- 7 years ago
- Wedding: October 2014
I’ve been browsing the Bee for a while now (mainly because my engagement is coming soon and I’ve been hovering round the ring boards lol) but anyway, this is a completely unrelated issue.
Let me start by saying that my time at university is coming to an end. I’m graduating in July, and currently I live in a shared house with three other girls. Let’s call them Jane, Nina and Anne for the sake of this thread.
For the past three years here we’ve all had our bad experiences as a friendship group, with a lot of it stemming from Nina. The main problem with her is that for the longest time she has fabricated stories about friends she has that don’t actually exist ( an ex boyfriend whose father is a plastic surgeon who lives in LA, despite the fact she has zero pictures of him and none of her friends have met him, she also made up a friend who died of cancer..sick I know), as well as being somewhat spoilt and selfish, and pretty brattish in her behaviour. Causing friction between myself and Jane (something that the two of us discovered in our first year that actually made us better friends), and just generally being an attention seeker. There are times when she has been fun to hang out with, but for the most part it’s been very hard work. She has had several arguments with other people we know that stem from the same issues.
Anyway, the past two years since myself and Jane realised how manipulative she was, there was sort of an unspoken thing between us that we both knew Nina was a bullshitter and I felt we got on better as a result of that mutual understanding. It was a comfort to me that I lived with somebody (Anne included) who understood my frustration and made me feel like my reactions to Nina’s underhanded ways were totally normal.
As much as I am willing to keep the peace until university is over, I can’t understand Jane’s attitude towards Nina. Despite talking about her behind her back, complaining about her behaviour to me (since Nina has been really quite unpleasant to Jane in particular on several occasions), and generally seeming to wise up to what this person is actually like, Jane has continued to seek her approval. Something which has totally thrown me and caused me to question my friendship with Jane.
The thing that has really irritated me about this whole thing is that when I went back home for the weekend, Nina changed her Facebook status ‘So excited about going to Spain with Jane’.

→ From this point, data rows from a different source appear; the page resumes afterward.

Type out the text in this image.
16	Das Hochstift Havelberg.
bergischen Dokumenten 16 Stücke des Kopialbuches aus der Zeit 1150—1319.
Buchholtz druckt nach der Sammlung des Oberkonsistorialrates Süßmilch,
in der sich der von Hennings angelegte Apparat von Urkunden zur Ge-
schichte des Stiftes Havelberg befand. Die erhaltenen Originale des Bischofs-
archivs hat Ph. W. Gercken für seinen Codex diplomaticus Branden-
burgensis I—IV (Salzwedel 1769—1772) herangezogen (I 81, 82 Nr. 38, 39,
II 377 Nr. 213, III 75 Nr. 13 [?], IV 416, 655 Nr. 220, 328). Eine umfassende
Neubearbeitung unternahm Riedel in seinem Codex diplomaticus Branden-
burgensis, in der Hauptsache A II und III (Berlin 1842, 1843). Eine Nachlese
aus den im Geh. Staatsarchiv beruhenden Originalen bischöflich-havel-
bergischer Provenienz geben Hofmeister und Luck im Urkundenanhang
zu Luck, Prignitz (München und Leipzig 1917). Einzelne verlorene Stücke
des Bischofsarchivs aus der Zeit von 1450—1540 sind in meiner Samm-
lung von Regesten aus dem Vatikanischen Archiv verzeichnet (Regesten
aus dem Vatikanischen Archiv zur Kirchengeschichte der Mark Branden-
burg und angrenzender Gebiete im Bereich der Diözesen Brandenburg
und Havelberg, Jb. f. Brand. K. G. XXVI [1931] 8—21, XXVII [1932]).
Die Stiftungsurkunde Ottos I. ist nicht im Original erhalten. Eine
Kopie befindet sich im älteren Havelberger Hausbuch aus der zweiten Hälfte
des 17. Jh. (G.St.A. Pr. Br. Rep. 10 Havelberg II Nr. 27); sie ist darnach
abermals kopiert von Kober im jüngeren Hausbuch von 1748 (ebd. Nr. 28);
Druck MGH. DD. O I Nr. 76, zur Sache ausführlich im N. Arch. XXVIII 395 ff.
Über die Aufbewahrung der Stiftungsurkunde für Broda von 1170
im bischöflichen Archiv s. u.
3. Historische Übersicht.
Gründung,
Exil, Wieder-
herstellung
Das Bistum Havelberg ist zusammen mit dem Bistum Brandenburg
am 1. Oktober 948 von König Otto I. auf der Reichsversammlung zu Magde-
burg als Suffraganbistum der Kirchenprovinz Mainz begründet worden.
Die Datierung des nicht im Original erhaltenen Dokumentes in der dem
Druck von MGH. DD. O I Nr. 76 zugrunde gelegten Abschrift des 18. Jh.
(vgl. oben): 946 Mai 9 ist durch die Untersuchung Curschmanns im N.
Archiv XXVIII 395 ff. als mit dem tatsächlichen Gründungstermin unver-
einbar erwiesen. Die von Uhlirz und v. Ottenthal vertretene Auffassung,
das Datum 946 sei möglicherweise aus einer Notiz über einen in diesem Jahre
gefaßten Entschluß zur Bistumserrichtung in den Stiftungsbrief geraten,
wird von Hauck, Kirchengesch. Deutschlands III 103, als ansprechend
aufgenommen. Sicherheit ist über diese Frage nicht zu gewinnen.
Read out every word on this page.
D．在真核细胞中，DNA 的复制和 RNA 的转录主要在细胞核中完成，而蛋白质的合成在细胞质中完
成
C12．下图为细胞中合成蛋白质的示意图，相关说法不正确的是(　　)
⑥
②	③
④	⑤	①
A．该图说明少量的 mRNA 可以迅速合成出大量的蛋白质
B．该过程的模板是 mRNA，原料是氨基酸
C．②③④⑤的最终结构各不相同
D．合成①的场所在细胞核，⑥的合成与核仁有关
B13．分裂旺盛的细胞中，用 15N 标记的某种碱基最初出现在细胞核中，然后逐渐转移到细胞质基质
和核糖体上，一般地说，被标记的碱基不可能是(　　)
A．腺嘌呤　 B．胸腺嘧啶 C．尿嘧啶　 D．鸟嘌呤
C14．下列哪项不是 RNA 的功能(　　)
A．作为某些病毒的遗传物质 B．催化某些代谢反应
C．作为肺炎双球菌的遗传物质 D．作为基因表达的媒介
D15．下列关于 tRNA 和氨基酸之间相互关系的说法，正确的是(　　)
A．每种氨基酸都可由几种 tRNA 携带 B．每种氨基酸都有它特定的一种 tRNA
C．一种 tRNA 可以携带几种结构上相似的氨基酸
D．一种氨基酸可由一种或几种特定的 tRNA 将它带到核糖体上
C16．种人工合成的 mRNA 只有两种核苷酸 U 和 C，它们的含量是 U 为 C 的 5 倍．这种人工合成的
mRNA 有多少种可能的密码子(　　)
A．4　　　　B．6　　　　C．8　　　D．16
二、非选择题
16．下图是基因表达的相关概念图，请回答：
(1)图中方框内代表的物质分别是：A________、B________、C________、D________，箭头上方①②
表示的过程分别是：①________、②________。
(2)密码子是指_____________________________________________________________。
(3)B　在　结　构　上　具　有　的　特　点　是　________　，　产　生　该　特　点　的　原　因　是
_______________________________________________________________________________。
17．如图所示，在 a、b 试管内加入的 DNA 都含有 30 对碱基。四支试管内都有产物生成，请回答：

I returned to the shared house this morning, and there’s been no mention of the holiday, except Nina saying she needs a new suitcase,which has led me to believe that not only am I not invited but they’re trying not to mention it in front of me in case I’m offended or may, astonishingly, have expected an invite. Seeing as the three of us have lived together since uni began (Anne only moved in with us in the second year..although I would have hoped they’d have had the decency to ask her also).
I just feel totally shut out, and like all the times that Jane and I have confided in each other about feeling awkward in this situation, have meant absolutely nothing. It’s upsetting to me that one of my close friends is arranging an end of university holiday with somebody that we both agreed for so long was someone neither of us were entirely comfortable around. Am I right to feel a little let down? Does it seem a little hypocritical and strange to anyone else?
I think the part that bothers me the most is, if someone behaves in this fickle way, how can you ever know whether you were actually friends to begin with? If someone says one thing and does another, how can you actually trust that they’re being genuine?
Maybe I’m reading too much into it, but given the history we all share since meeting at uni, I feel as if Jane’s actions are not only massively hypocritical, but also inconsiderate- I know if the shoe was on the other foot, it’d be a different story.